The most striking gaps are in brightness and contrast. The TCL delivers 3000 nits of typical brightness versus just 400 nits on the Hisense — a 7.5× difference that translates directly into far more impactful HDR highlights, better visibility in bright rooms, and a wider effective dynamic range in practice. Its contrast ratio of 7000:1 also nearly doubles the Hisense's 3800:1, meaning deeper blacks and more separation between shadow detail and bright areas. The TCL's 144Hz refresh rate versus the Hisense's 60Hz is another substantial gap, giving the TCL a major edge in motion clarity for sports, action films, and gaming. On the flip side, the Hisense's smaller 75″ panel yields a pixel density of 59 ppi compared to the TCL's 38 ppi at 114.5″ — meaning individual pixels are more tightly packed and the image will appear sharper at normal viewing distances on the Hisense.

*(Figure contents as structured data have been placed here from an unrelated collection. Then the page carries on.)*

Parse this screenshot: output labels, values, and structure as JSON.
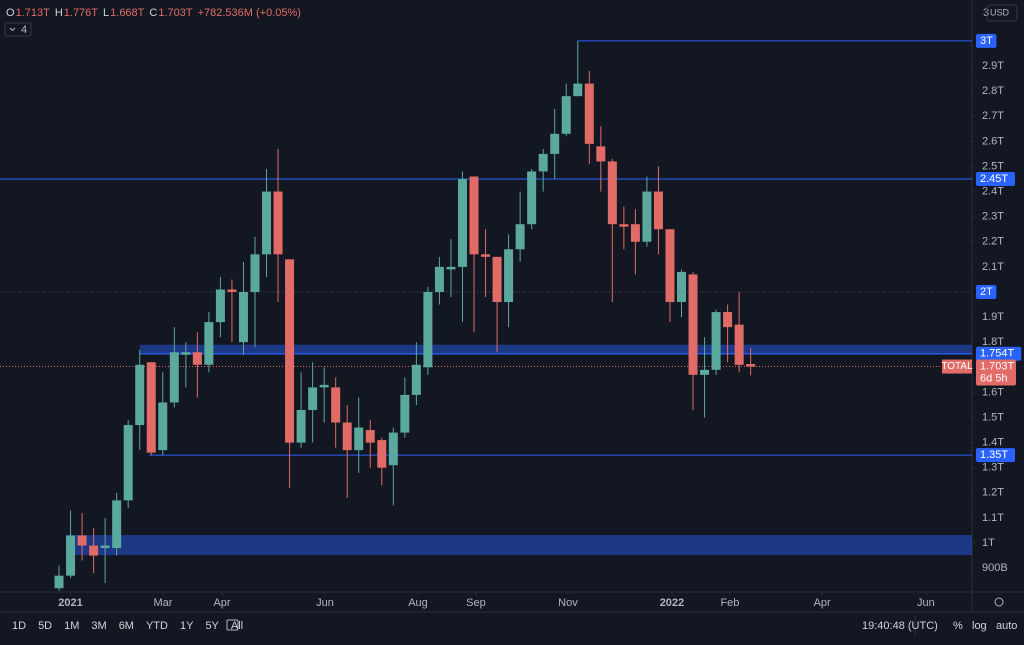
{
  "chart_data": {
    "type": "candlestick",
    "ohlc_header": [
      {
        "key": "O",
        "value": "1.713T"
      },
      {
        "key": "H",
        "value": "1.776T"
      },
      {
        "key": "L",
        "value": "1.668T"
      },
      {
        "key": "C",
        "value": "1.703T"
      }
    ],
    "change": "+782.536M (+0.05%)",
    "indicator_count": "4",
    "currency": "USD",
    "scale_top_label": "3",
    "log": false,
    "series": [
      {
        "name": "TOTAL",
        "up_color": "#5aa89e",
        "down_color": "#e16b67",
        "open": [
          0.82,
          0.87,
          1.03,
          0.99,
          0.98,
          0.98,
          1.17,
          1.47,
          1.72,
          1.37,
          1.56,
          1.75,
          1.76,
          1.71,
          1.88,
          2.01,
          1.8,
          2.0,
          2.15,
          2.4,
          2.13,
          1.4,
          1.53,
          1.62,
          1.62,
          1.48,
          1.37,
          1.45,
          1.41,
          1.31,
          1.44,
          1.59,
          1.7,
          2.0,
          2.09,
          2.1,
          2.46,
          2.15,
          2.14,
          1.96,
          2.17,
          2.27,
          2.48,
          2.55,
          2.63,
          2.78,
          2.83,
          2.58,
          2.52,
          2.27,
          2.27,
          2.2,
          2.4,
          2.25,
          1.96,
          2.07,
          1.67,
          1.69,
          1.92,
          1.87,
          1.713
        ],
        "high": [
          0.91,
          1.13,
          1.12,
          1.06,
          1.1,
          1.2,
          1.49,
          1.77,
          1.72,
          1.68,
          1.86,
          1.8,
          1.84,
          1.92,
          2.06,
          2.05,
          2.12,
          2.22,
          2.49,
          2.57,
          2.13,
          1.68,
          1.72,
          1.7,
          1.66,
          1.55,
          1.58,
          1.49,
          1.42,
          1.46,
          1.66,
          1.8,
          2.02,
          2.14,
          2.21,
          2.48,
          2.46,
          2.25,
          2.14,
          2.23,
          2.4,
          2.49,
          2.57,
          2.73,
          2.83,
          3.0,
          2.88,
          2.66,
          2.53,
          2.34,
          2.33,
          2.46,
          2.5,
          2.25,
          2.09,
          2.08,
          1.82,
          1.93,
          1.95,
          2.0,
          1.776
        ],
        "low": [
          0.81,
          0.86,
          0.93,
          0.88,
          0.84,
          0.95,
          1.14,
          1.37,
          1.35,
          1.35,
          1.54,
          1.62,
          1.58,
          1.68,
          1.82,
          1.8,
          1.75,
          1.78,
          2.06,
          1.96,
          1.22,
          1.38,
          1.4,
          1.48,
          1.38,
          1.18,
          1.28,
          1.3,
          1.23,
          1.15,
          1.42,
          1.55,
          1.67,
          1.95,
          1.98,
          1.88,
          1.84,
          1.98,
          1.76,
          1.86,
          2.12,
          2.25,
          2.4,
          2.45,
          2.62,
          2.78,
          2.51,
          2.4,
          1.96,
          2.17,
          2.07,
          2.18,
          2.15,
          1.88,
          1.9,
          1.53,
          1.5,
          1.67,
          1.72,
          1.68,
          1.668
        ],
        "close": [
          0.87,
          1.03,
          0.99,
          0.95,
          0.99,
          1.17,
          1.47,
          1.71,
          1.36,
          1.56,
          1.76,
          1.76,
          1.71,
          1.88,
          2.01,
          2.0,
          2.0,
          2.15,
          2.4,
          2.15,
          1.4,
          1.53,
          1.62,
          1.63,
          1.48,
          1.37,
          1.46,
          1.4,
          1.3,
          1.44,
          1.59,
          1.71,
          2.0,
          2.1,
          2.1,
          2.45,
          2.15,
          2.14,
          1.96,
          2.17,
          2.27,
          2.48,
          2.55,
          2.63,
          2.78,
          2.83,
          2.59,
          2.52,
          2.27,
          2.26,
          2.2,
          2.4,
          2.25,
          1.96,
          2.08,
          1.67,
          1.69,
          1.92,
          1.86,
          1.71,
          1.703
        ]
      }
    ],
    "last_price": {
      "value": 1.703,
      "label": "1.703T",
      "countdown": "6d 5h"
    },
    "levels": [
      {
        "value": 3,
        "label": "3T"
      },
      {
        "value": 2.45,
        "label": "2.45T"
      },
      {
        "value": 2,
        "label": "2T"
      },
      {
        "value": 1.754,
        "label": "1.754T"
      },
      {
        "value": 1.35,
        "label": "1.35T"
      }
    ],
    "zones": [
      {
        "from": 1.75,
        "to": 1.79
      },
      {
        "from": 0.952,
        "to": 1.032
      }
    ],
    "ylim": [
      0.805,
      3.163
    ],
    "yticks": [
      {
        "value": 0.9,
        "label": "900B"
      },
      {
        "value": 1,
        "label": "1T"
      },
      {
        "value": 1.1,
        "label": "1.1T"
      },
      {
        "value": 1.2,
        "label": "1.2T"
      },
      {
        "value": 1.3,
        "label": "1.3T"
      },
      {
        "value": 1.4,
        "label": "1.4T"
      },
      {
        "value": 1.5,
        "label": "1.5T"
      },
      {
        "value": 1.6,
        "label": "1.6T"
      },
      {
        "value": 1.8,
        "label": "1.8T"
      },
      {
        "value": 1.9,
        "label": "1.9T"
      },
      {
        "value": 2.1,
        "label": "2.1T"
      },
      {
        "value": 2.2,
        "label": "2.2T"
      },
      {
        "value": 2.3,
        "label": "2.3T"
      },
      {
        "value": 2.4,
        "label": "2.4T"
      },
      {
        "value": 2.5,
        "label": "2.5T"
      },
      {
        "value": 2.6,
        "label": "2.6T"
      },
      {
        "value": 2.7,
        "label": "2.7T"
      },
      {
        "value": 2.8,
        "label": "2.8T"
      },
      {
        "value": 2.9,
        "label": "2.9T"
      }
    ],
    "xlim": [
      -5.12,
      79.2
    ],
    "xticks": [
      {
        "value": 1,
        "label": "2021"
      },
      {
        "value": 9.02,
        "label": "Mar"
      },
      {
        "value": 14.14,
        "label": "Apr"
      },
      {
        "value": 23.07,
        "label": "Jun"
      },
      {
        "value": 31.14,
        "label": "Aug"
      },
      {
        "value": 36.17,
        "label": "Sep"
      },
      {
        "value": 44.15,
        "label": "Nov"
      },
      {
        "value": 53.17,
        "label": "2022"
      },
      {
        "value": 58.2,
        "label": "Feb"
      },
      {
        "value": 66.2,
        "label": "Apr"
      },
      {
        "value": 75.2,
        "label": "Jun"
      }
    ],
    "ranges": [
      "1D",
      "5D",
      "1M",
      "3M",
      "6M",
      "YTD",
      "1Y",
      "5Y",
      "All"
    ],
    "clock": "19:40:48 (UTC)",
    "scale_options": [
      "%",
      "log",
      "auto"
    ]
  }
}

The TCL 115C7K holds a clear display advantage across the most impactful metrics: brightness, contrast, and refresh rate — all driven by its Mini-LED architecture. The Hisense 75A7Q's higher pixel density is a real benefit, but it becomes less relevant at the typical viewing distances a 75″ set implies. For most users prioritizing HDR performance and motion handling, the TCL's panel is the stronger choice; the Hisense is more competitive only if screen size, viewing distance, and image sharpness per inch are the primary concerns.